Economistas estão mais cautelosos

, O Estadao de S.Paulo

09 de setembro de 2009 | 00h00

O aumento dos gastos do governo, especialmente com a contratações de funcionários, abalou o otimismo de economistas em relação à atividade econômica. Depois de sete altas consecutivas, o Índice de Sentimento dos Especialistas em Economia da Federação do Comércio do Estado de São Paulo (Fecomércio-SP) caiu 6,8% em agosto, na comparação com o mês anterior.

No mês passado, o indicador recuou para 98,2 pontos e foi para a zona de pessimismo, depois de ter atingido 105,4 pontos em julho.

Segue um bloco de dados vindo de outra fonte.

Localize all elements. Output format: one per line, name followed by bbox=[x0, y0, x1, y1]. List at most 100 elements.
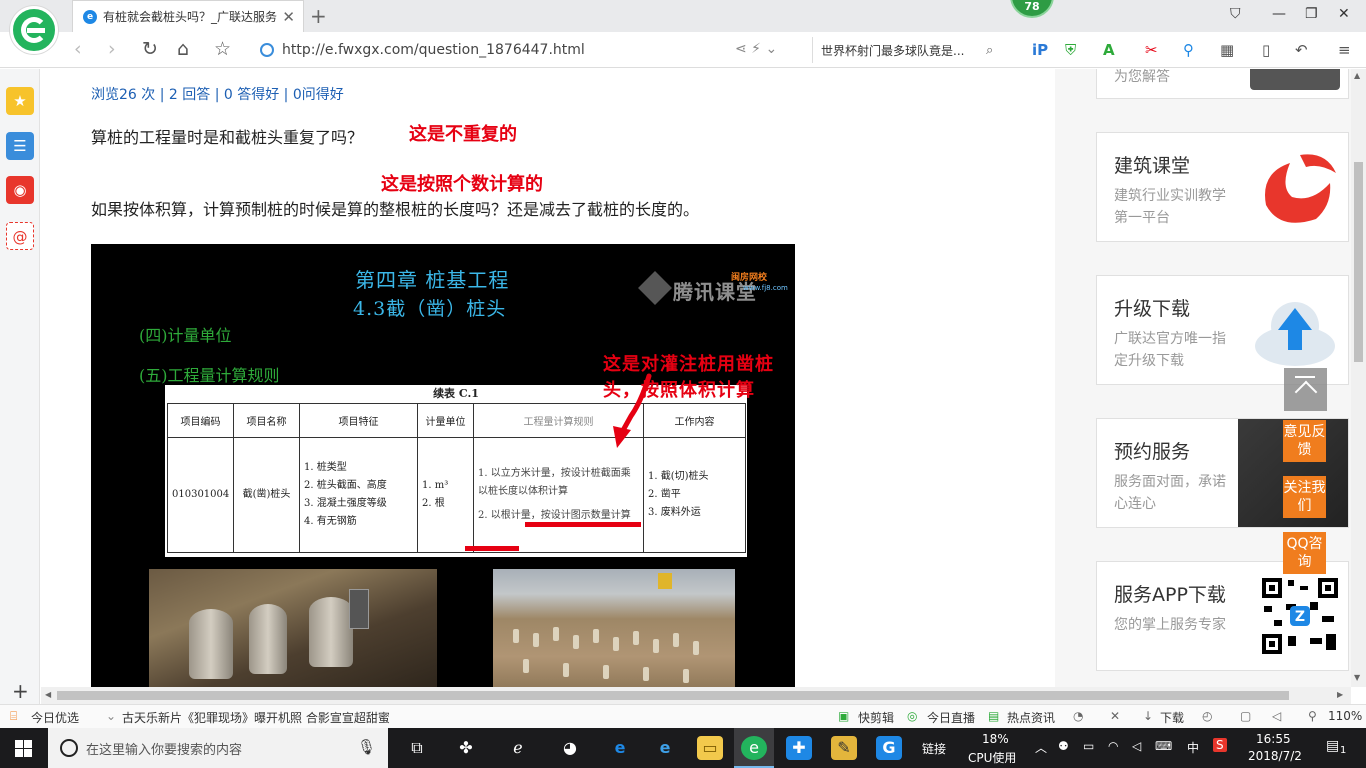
windows-start-icon[interactable] bbox=[15, 740, 32, 757]
scroll-right-icon[interactable]: ▶ bbox=[1337, 690, 1343, 699]
edge-icon[interactable]: e bbox=[607, 736, 633, 760]
close-window-button[interactable]: ✕ bbox=[1338, 6, 1350, 22]
weibo-icon[interactable]: ◉ bbox=[6, 176, 34, 204]
add-sidebar-icon[interactable]: + bbox=[12, 679, 29, 703]
shield-money-icon[interactable]: ⛨ bbox=[1065, 41, 1076, 59]
today-picks-link[interactable]: 今日优选 bbox=[31, 709, 79, 726]
glodon-app-icon[interactable]: G bbox=[876, 736, 902, 760]
horizontal-scrollbar[interactable]: ◀ ▶ bbox=[41, 687, 1351, 704]
follow-us-button[interactable]: 关注我们 bbox=[1283, 476, 1326, 518]
chevron-down-icon[interactable]: ⌄ bbox=[106, 709, 116, 723]
ad-card-classroom[interactable]: 建筑课堂 建筑行业实训教学第一平台 bbox=[1096, 132, 1349, 242]
address-tools[interactable]: ⋖ ⚡ ⌄ bbox=[735, 41, 777, 57]
favorites-star-icon[interactable]: ★ bbox=[6, 87, 34, 115]
browser-taskbar-icon[interactable]: e bbox=[741, 736, 767, 760]
menu-icon[interactable]: ≡ bbox=[1338, 41, 1351, 59]
question-stats[interactable]: 浏览26 次 | 2 回答 | 0 答得好 | 0问得好 bbox=[91, 84, 344, 104]
apps-grid-icon[interactable]: ▦ bbox=[1220, 41, 1234, 59]
chrome-like-icon[interactable]: ◕ bbox=[557, 736, 583, 760]
restore-button[interactable]: ❐ bbox=[1305, 6, 1318, 22]
sogou-ime-icon[interactable]: S bbox=[1213, 738, 1227, 752]
scroll-left-icon[interactable]: ◀ bbox=[45, 690, 51, 699]
address-bar[interactable]: http://e.fwxgx.com/question_1876447.html bbox=[260, 37, 805, 63]
mobile-icon[interactable]: ▯ bbox=[1262, 41, 1270, 59]
keyboard-icon[interactable]: ⌨ bbox=[1155, 739, 1172, 753]
undo-icon[interactable]: ↶ bbox=[1295, 41, 1308, 59]
horizontal-scroll-thumb[interactable] bbox=[57, 691, 1289, 700]
pile-spike bbox=[593, 629, 599, 643]
refresh-icon[interactable]: ↻ bbox=[142, 38, 158, 60]
taskbar-search[interactable]: 在这里输入你要搜索的内容 🎙 bbox=[48, 728, 388, 768]
ad-person-image bbox=[1250, 69, 1340, 90]
feedback-button[interactable]: 意见反馈 bbox=[1283, 420, 1326, 462]
translate-icon[interactable]: A bbox=[1103, 41, 1115, 59]
favorite-star-icon[interactable]: ☆ bbox=[214, 38, 231, 60]
microphone-icon[interactable]: 🎙 bbox=[357, 738, 376, 756]
forward-icon[interactable]: › bbox=[108, 38, 116, 60]
magnifier-icon[interactable]: ⚲ bbox=[1183, 41, 1194, 59]
tray-expand-icon[interactable]: ︿ bbox=[1035, 739, 1047, 756]
ie-e-icon[interactable]: ℯ bbox=[505, 736, 531, 760]
file-explorer-icon[interactable]: ▭ bbox=[697, 736, 723, 760]
ad-card-answer[interactable]: 为您解答 bbox=[1096, 69, 1349, 99]
vertical-scroll-thumb[interactable] bbox=[1354, 162, 1363, 362]
internet-explorer-icon[interactable]: e bbox=[652, 736, 678, 760]
shirt-icon[interactable]: ⛉ bbox=[1230, 6, 1241, 22]
nav-bar: ‹ › ↻ ⌂ ☆ http://e.fwxgx.com/question_18… bbox=[0, 32, 1366, 68]
close-tab-icon[interactable]: ✕ bbox=[282, 8, 295, 26]
browser-logo[interactable] bbox=[10, 6, 58, 54]
volume-icon[interactable]: ◁ bbox=[1132, 739, 1141, 753]
email-icon[interactable]: @ bbox=[6, 222, 34, 250]
news-ticker-link[interactable]: 古天乐新片《犯罪现场》曝开机照 合影宣宣超甜蜜 bbox=[122, 709, 390, 726]
tab-active[interactable]: e 有桩就会截桩头吗？_广联达服务 ✕ bbox=[72, 0, 304, 32]
plus-app-icon[interactable]: ✚ bbox=[786, 736, 812, 760]
reading-list-icon[interactable]: ☰ bbox=[6, 132, 34, 160]
window-icon[interactable]: ▢ bbox=[1240, 709, 1251, 723]
clock-date[interactable]: 2018/7/2 bbox=[1248, 749, 1302, 763]
scroll-down-icon[interactable]: ▼ bbox=[1354, 673, 1360, 682]
home-icon[interactable]: ⌂ bbox=[177, 38, 189, 60]
tray-app-icon[interactable]: ⚉ bbox=[1058, 739, 1069, 753]
notes-app-icon[interactable]: ✎ bbox=[831, 736, 857, 760]
notification-badge[interactable]: 78 bbox=[1010, 0, 1054, 18]
watermark-school: 闽房网校 bbox=[731, 273, 768, 283]
clean-icon[interactable]: ◴ bbox=[1202, 709, 1212, 723]
search-input[interactable]: 世界杯射门最多球队竟是... bbox=[821, 42, 986, 59]
task-view-icon[interactable]: ⧉ bbox=[404, 736, 430, 760]
scissors-icon[interactable]: ✂ bbox=[1145, 41, 1158, 59]
col-header: 计量单位 bbox=[417, 403, 474, 438]
zoom-level[interactable]: 110% bbox=[1328, 709, 1362, 723]
speed-icon[interactable]: ◔ bbox=[1073, 709, 1083, 723]
download-link[interactable]: 下载 bbox=[1160, 709, 1184, 726]
pile-shape bbox=[189, 609, 233, 679]
url-text[interactable]: http://e.fwxgx.com/question_1876447.html bbox=[282, 42, 585, 58]
search-box[interactable]: 世界杯射门最多球队竟是... ⌕ bbox=[812, 37, 1007, 63]
battery-icon[interactable]: ▭ bbox=[1083, 739, 1094, 753]
search-icon[interactable]: ⌕ bbox=[986, 43, 993, 58]
ime-language[interactable]: 中 bbox=[1187, 739, 1199, 756]
vertical-scrollbar[interactable]: ▲ ▼ bbox=[1351, 69, 1366, 687]
live-link[interactable]: 今日直播 bbox=[927, 709, 975, 726]
new-tab-button[interactable]: + bbox=[310, 4, 327, 28]
ad-card-app[interactable]: 服务APP下载 您的掌上服务专家 Z bbox=[1096, 561, 1349, 671]
pin-icon[interactable]: ✕ bbox=[1110, 709, 1120, 723]
back-icon[interactable]: ‹ bbox=[74, 38, 82, 60]
action-center-icon[interactable]: ▤ bbox=[1326, 738, 1339, 754]
wifi-icon[interactable]: ◠ bbox=[1108, 739, 1118, 753]
quick-edit-link[interactable]: 快剪辑 bbox=[858, 709, 894, 726]
col-header: 项目名称 bbox=[233, 403, 300, 438]
fan-app-icon[interactable]: ✤ bbox=[453, 736, 479, 760]
extension-ip-icon[interactable]: iP bbox=[1032, 41, 1048, 59]
qq-consult-button[interactable]: QQ咨询 bbox=[1283, 532, 1326, 574]
scroll-up-icon[interactable]: ▲ bbox=[1354, 71, 1360, 80]
windows-taskbar: 在这里输入你要搜索的内容 🎙 ⧉ ✤ ℯ ◕ e e ▭ e ✚ ✎ G 链接 … bbox=[0, 728, 1366, 768]
hot-news-link[interactable]: 热点资讯 bbox=[1007, 709, 1055, 726]
minimize-button[interactable]: — bbox=[1272, 6, 1286, 22]
tencent-classroom-watermark: 腾讯课堂 闽房网校 www.fj8.com bbox=[638, 270, 793, 305]
sound-icon[interactable]: ◁ bbox=[1272, 709, 1281, 723]
clock-time[interactable]: 16:55 bbox=[1256, 732, 1291, 746]
back-to-top-button[interactable] bbox=[1284, 368, 1327, 411]
link-label[interactable]: 链接 bbox=[922, 740, 946, 757]
cell-units: 1. m³ 2. 根 bbox=[417, 437, 474, 553]
taskbar-search-input[interactable]: 在这里输入你要搜索的内容 bbox=[86, 739, 242, 758]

O índice, elaborado em parceria com a Ordem dos Economistas do Brasil, que avalia a expectativa de cerca de 100 profissionais de destaque do setor, indica otimismo quando o resultado supera 100 pontos.

"O resultado de agosto mostra que os economistas fizeram as contas e concluíram que a economia brasileira vai sair crise, mas terá de arcar com custos", afirma o assessor econômico da Fecomércio-SP, Fábio Pina. Para ele, o otimismo foi abalado porque os profissionais avaliaram melhor as variáveis e fizeram um ajuste.

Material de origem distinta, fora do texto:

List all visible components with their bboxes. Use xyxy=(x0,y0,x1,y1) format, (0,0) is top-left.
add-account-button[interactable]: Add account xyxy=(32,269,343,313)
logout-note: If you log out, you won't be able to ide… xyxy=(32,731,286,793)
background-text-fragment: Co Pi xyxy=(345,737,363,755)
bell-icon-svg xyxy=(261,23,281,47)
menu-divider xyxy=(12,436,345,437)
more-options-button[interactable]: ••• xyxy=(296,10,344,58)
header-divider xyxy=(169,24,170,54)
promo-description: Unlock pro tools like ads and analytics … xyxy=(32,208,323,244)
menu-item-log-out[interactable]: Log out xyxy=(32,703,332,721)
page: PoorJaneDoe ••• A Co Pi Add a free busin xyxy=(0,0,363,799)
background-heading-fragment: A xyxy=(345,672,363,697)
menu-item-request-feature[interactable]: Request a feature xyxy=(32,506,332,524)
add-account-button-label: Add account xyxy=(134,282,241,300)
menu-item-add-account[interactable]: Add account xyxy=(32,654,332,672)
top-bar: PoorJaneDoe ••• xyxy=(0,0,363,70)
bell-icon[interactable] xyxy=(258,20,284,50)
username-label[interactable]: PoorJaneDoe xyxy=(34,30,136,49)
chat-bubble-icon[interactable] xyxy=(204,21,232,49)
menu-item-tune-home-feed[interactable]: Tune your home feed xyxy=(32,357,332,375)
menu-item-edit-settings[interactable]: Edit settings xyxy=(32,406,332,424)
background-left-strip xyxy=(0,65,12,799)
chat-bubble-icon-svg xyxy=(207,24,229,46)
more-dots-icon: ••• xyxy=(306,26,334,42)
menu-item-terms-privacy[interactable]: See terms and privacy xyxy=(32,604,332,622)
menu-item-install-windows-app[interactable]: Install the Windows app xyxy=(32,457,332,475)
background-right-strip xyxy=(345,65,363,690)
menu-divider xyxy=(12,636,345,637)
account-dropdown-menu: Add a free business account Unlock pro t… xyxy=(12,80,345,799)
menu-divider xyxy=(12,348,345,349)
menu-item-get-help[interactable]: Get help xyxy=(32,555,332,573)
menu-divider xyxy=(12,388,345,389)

Entre as variáveis que reavaliadas, Pina aponta os gastos públicos, a inflação e os juros. Em relação aos gastos públicos, o fator mais importante para retração do índice é a piora da qualidade. No lugar de o governo gastar com investimentos, que no médio prazo geram aumento do emprego e da atividade, houve crescimento dos gastos com contratações de pessoal.

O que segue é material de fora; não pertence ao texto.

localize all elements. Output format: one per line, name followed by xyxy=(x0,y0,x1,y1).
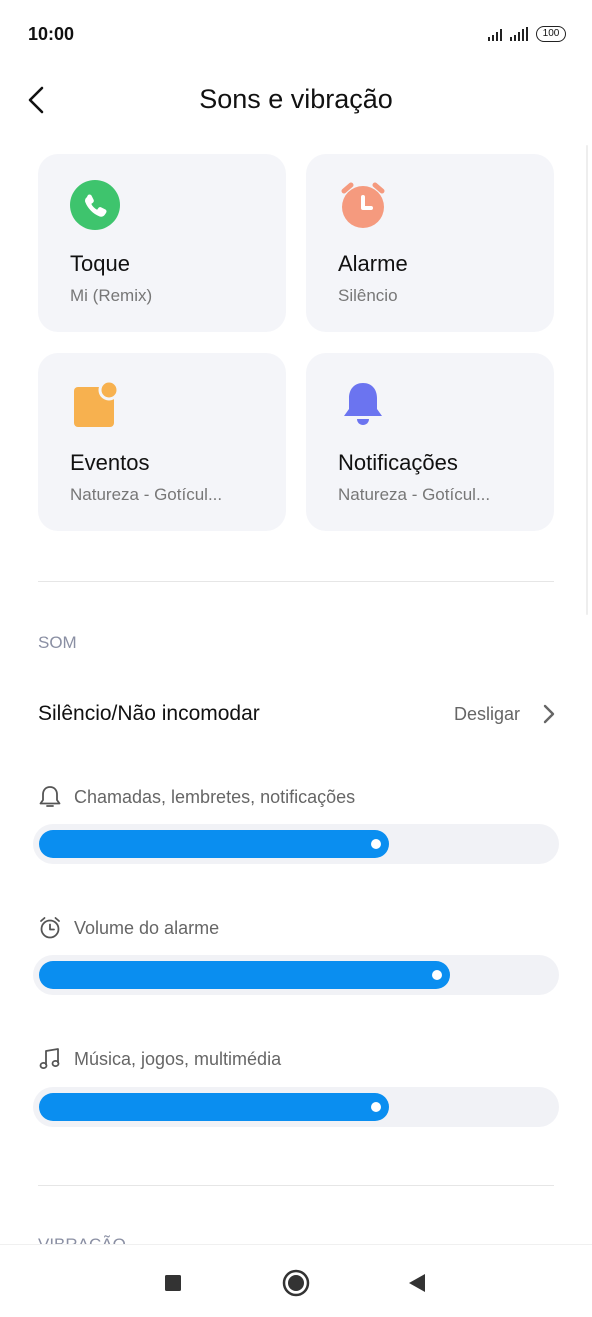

Para Pina, ocorre o aparelhamento da máquina e dos gastos permanentes de pior qualidade, que devem intensificar-se em 2010, com as eleições. "A dívida pública ficou comprometida com o aumento dos gastos permanentes."

Além do aumento dos gastos públicos, ele destaca que os profissionais detectaram que juros e câmbio estão "fora do eixo". Isso pode significar, no médio prazo, aumento das pressões de preços, que podem levar o Banco Central a subir os juros no ano que vem. Com isso, o ritmo de atividade deve recuar.

VENDAS

Enquanto os economistas refazem os cálculos sobre o "preço" da crise, as vendas do comércio como um todo continuam positivas no ano. Pesquisa da Fecomércio-SP mostra que, entre janeiro e julho, o setor acumula crescimento real de 0,3% ante os mesmos meses de 2008. Nesse período do ano passado, o ritmo da economia era intenso e não se falava em crise.